Superior Tribunal de Justiça fará audiência pública para ouvir entidades e pessoas que possam contribuir com o julgamento final de mérito pela corte sobre o cultivo de cânhamo para fins industriais
A ministra do Superior Tribunal de Justiça (STJ), Regina Helena Costa, determinou abertura audiência pública para ouvir manifestações de pessoas ou entidades com experiência e conhecimento em cânhamo, uma cepa da Cannabis que não contém psicoatividade.
A audiência já está marcada para o dia 25/04/2024, às 10h00, no STJ e está aberta para inscrições de pessoas físicas ou jurídicas, entidades ou órgãos públicos que possam acrescentar no debate.
Inscrições abertas até 11/03/2024
As inscrições vão até o dia 11/03/2024. Quem se interessar deve encaminhar o pedido, exclusivamente, por meio eletrônico para o e-mail stj.iac16@stj.jus.br.

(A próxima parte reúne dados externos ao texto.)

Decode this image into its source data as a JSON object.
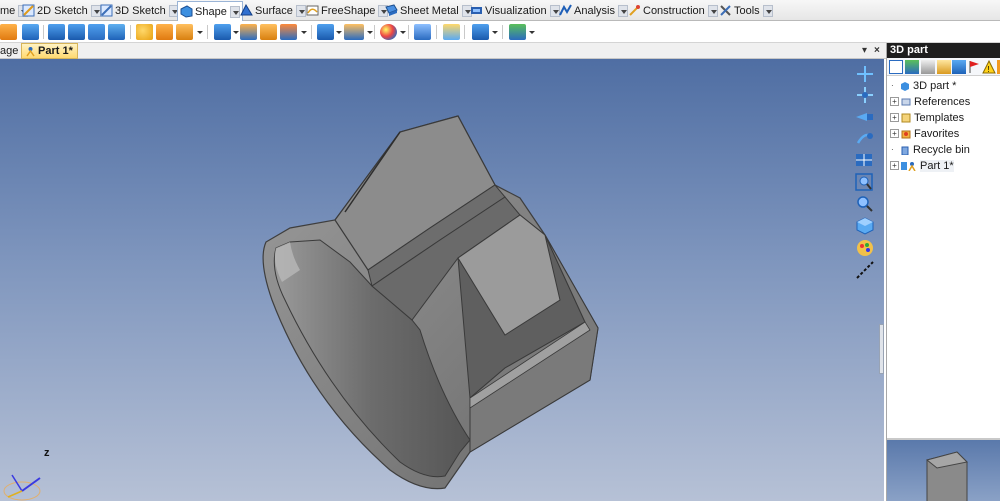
{
  "ribbon": {
    "tabs": [
      {
        "label": "me",
        "icon": "home-icon"
      },
      {
        "label": "2D Sketch",
        "icon": "sketch-2d-icon"
      },
      {
        "label": "3D Sketch",
        "icon": "sketch-3d-icon"
      },
      {
        "label": "Shape",
        "icon": "shape-icon"
      },
      {
        "label": "Surface",
        "icon": "surface-icon"
      },
      {
        "label": "FreeShape",
        "icon": "freeshape-icon"
      },
      {
        "label": "Sheet Metal",
        "icon": "sheet-metal-icon"
      },
      {
        "label": "Visualization",
        "icon": "visualization-icon"
      },
      {
        "label": "Analysis",
        "icon": "analysis-icon"
      },
      {
        "label": "Construction",
        "icon": "construction-icon"
      },
      {
        "label": "Tools",
        "icon": "tools-icon"
      }
    ],
    "active_tab": "Shape"
  },
  "document_tabs": [
    {
      "label": "age"
    },
    {
      "label": "Part 1*"
    }
  ],
  "panel": {
    "title": "3D part",
    "tree": [
      {
        "label": "3D part *",
        "icon": "part-root-icon"
      },
      {
        "label": "References",
        "icon": "references-icon"
      },
      {
        "label": "Templates",
        "icon": "templates-icon"
      },
      {
        "label": "Favorites",
        "icon": "favorites-icon"
      },
      {
        "label": "Recycle bin",
        "icon": "recycle-bin-icon"
      },
      {
        "label": "Part 1*",
        "icon": "part-icon"
      }
    ]
  },
  "triad": {
    "z_label": "z"
  },
  "colors": {
    "viewport_top": "#4f6ea3",
    "viewport_bottom": "#b6c1d6",
    "part_face": "#8a8a8a",
    "panel_title_bg": "#1e1e1e",
    "active_doc_tab": "#ffd970"
  }
}
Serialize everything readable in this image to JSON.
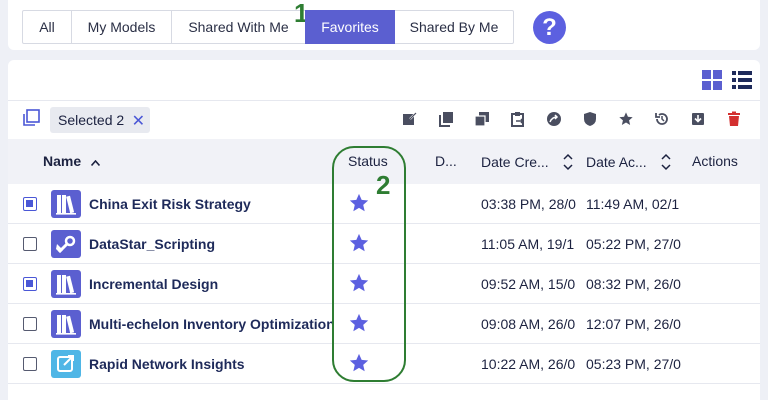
{
  "tabs": [
    {
      "label": "All",
      "active": false
    },
    {
      "label": "My Models",
      "active": false
    },
    {
      "label": "Shared With Me",
      "active": false
    },
    {
      "label": "Favorites",
      "active": true
    },
    {
      "label": "Shared By Me",
      "active": false
    }
  ],
  "help_label": "?",
  "annotations": {
    "one": "1",
    "two": "2"
  },
  "selection_chip": {
    "label": "Selected 2",
    "close": "✕"
  },
  "toolbar_icons": [
    "edit-icon",
    "copy-icon",
    "duplicate-icon",
    "paste-icon",
    "share-icon",
    "shield-icon",
    "star-icon",
    "history-icon",
    "archive-icon",
    "delete-icon"
  ],
  "columns": {
    "name": "Name",
    "status": "Status",
    "d": "D...",
    "date_created": "Date Cre...",
    "date_accessed": "Date Ac...",
    "actions": "Actions"
  },
  "rows": [
    {
      "checked": true,
      "icon": "books-icon",
      "name": "China Exit Risk Strategy",
      "status": "favorite",
      "created": "03:38 PM, 28/0",
      "accessed": "11:49 AM, 02/1"
    },
    {
      "checked": false,
      "icon": "wrench-icon",
      "name": "DataStar_Scripting",
      "status": "favorite",
      "created": "11:05 AM, 19/1",
      "accessed": "05:22 PM, 27/0"
    },
    {
      "checked": true,
      "icon": "books-icon",
      "name": "Incremental Design",
      "status": "favorite",
      "created": "09:52 AM, 15/0",
      "accessed": "08:32 PM, 26/0"
    },
    {
      "checked": false,
      "icon": "books-icon",
      "name": "Multi-echelon Inventory Optimization",
      "status": "favorite",
      "created": "09:08 AM, 26/0",
      "accessed": "12:07 PM, 26/0"
    },
    {
      "checked": false,
      "icon": "external-link-icon",
      "name": "Rapid Network Insights",
      "status": "favorite",
      "created": "10:22 AM, 26/0",
      "accessed": "05:23 PM, 27/0"
    }
  ],
  "colors": {
    "accent": "#5b5fd0",
    "star": "#5c60e0",
    "annotation": "#2e7d32",
    "delete": "#d32f2f"
  }
}
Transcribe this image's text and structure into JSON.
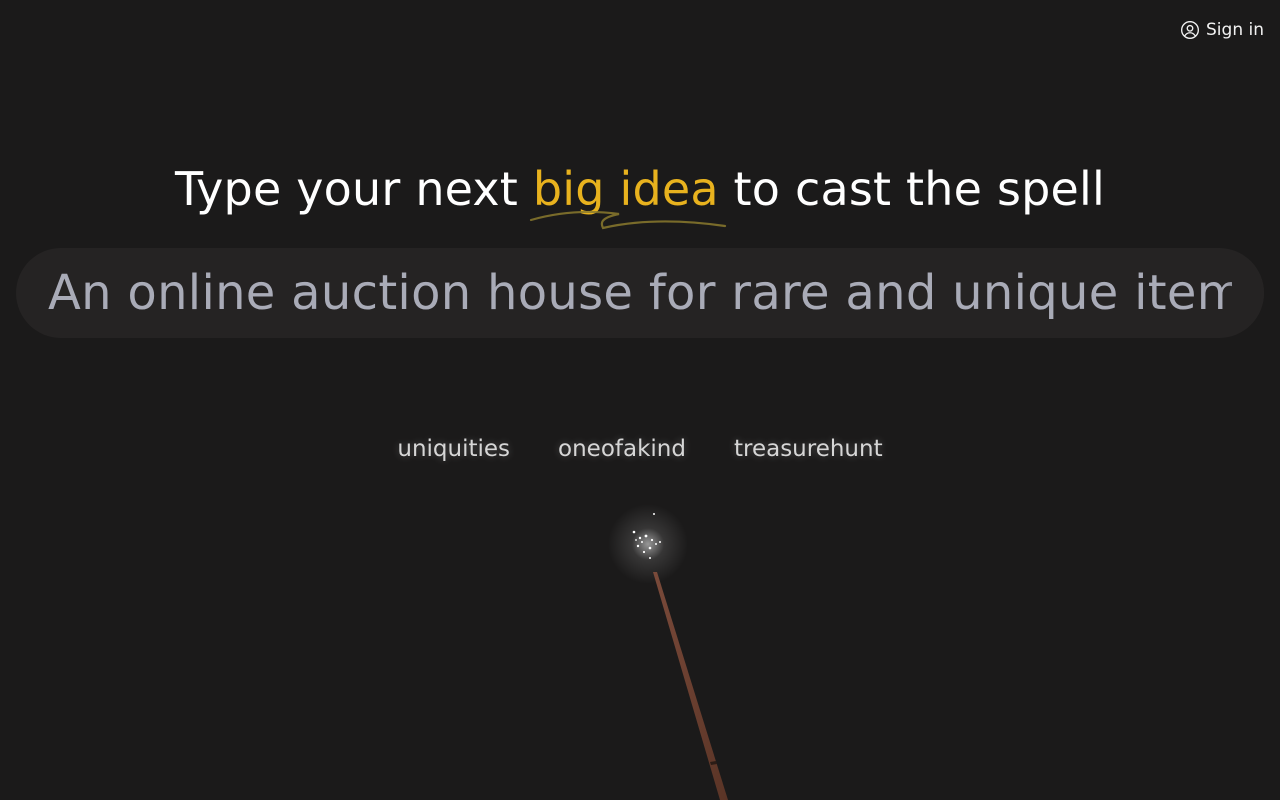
{
  "header": {
    "signin_label": "Sign in",
    "signin_icon": "user-circle-icon"
  },
  "headline": {
    "before": "Type your next ",
    "highlight": "big idea",
    "after": " to cast the spell",
    "highlight_color": "#e8b21e"
  },
  "idea_input": {
    "value": "An online auction house for rare and unique items"
  },
  "suggestions": [
    {
      "label": "uniquities"
    },
    {
      "label": "oneofakind"
    },
    {
      "label": "treasurehunt"
    }
  ],
  "wand": {
    "icon": "magic-wand-icon",
    "sparkle_icon": "sparkles-icon"
  },
  "colors": {
    "background": "#1b1a1a",
    "input_background": "#252323",
    "input_text": "#a9abb7",
    "accent": "#e8b21e"
  }
}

É por esse endereço que o órgão vai se comunicar com os interessados.
Essa abertura para colher mais informações acerca da Cannabis é importante, porque o julgamento do STJ pode definir o futuro do cultivo do cânhamo no país – para fins industriais – como explica o advogado da causa, Arthur Ferrari Arsuffi.
Decisão valerá para todo o país
“O que o STJ decidir vai valer para o país todo. De uma maneira muito adequada, a relatora da ação havia solicitado que quem tivesse interesse no tema se manifestasse e a participação de ‘amicus curiae’ (amigo da corte). A agora abriu uma audiência pública muito importante em que todos aqueles que podem contribuir, de algum modo com a formação da decisão dela, serão ouvidos”, diz Arsuffi.
Relembre o caso
Em março do ano passado, a Primeira Seção do Superior Tribunal de Justiça (STJ), por unanimidade, admitiu o chamado Incidente de Assunção de Competência.
Isso significa dizer, de forma simples, que a palavra final sobre Autorização Sanitária para importação e cultivo de Cannabis com baixos índices de Tetrahidrocanabinol ou THC – a principal molécula psicoativa da planta – será do STJ, a segunda maior corte do país.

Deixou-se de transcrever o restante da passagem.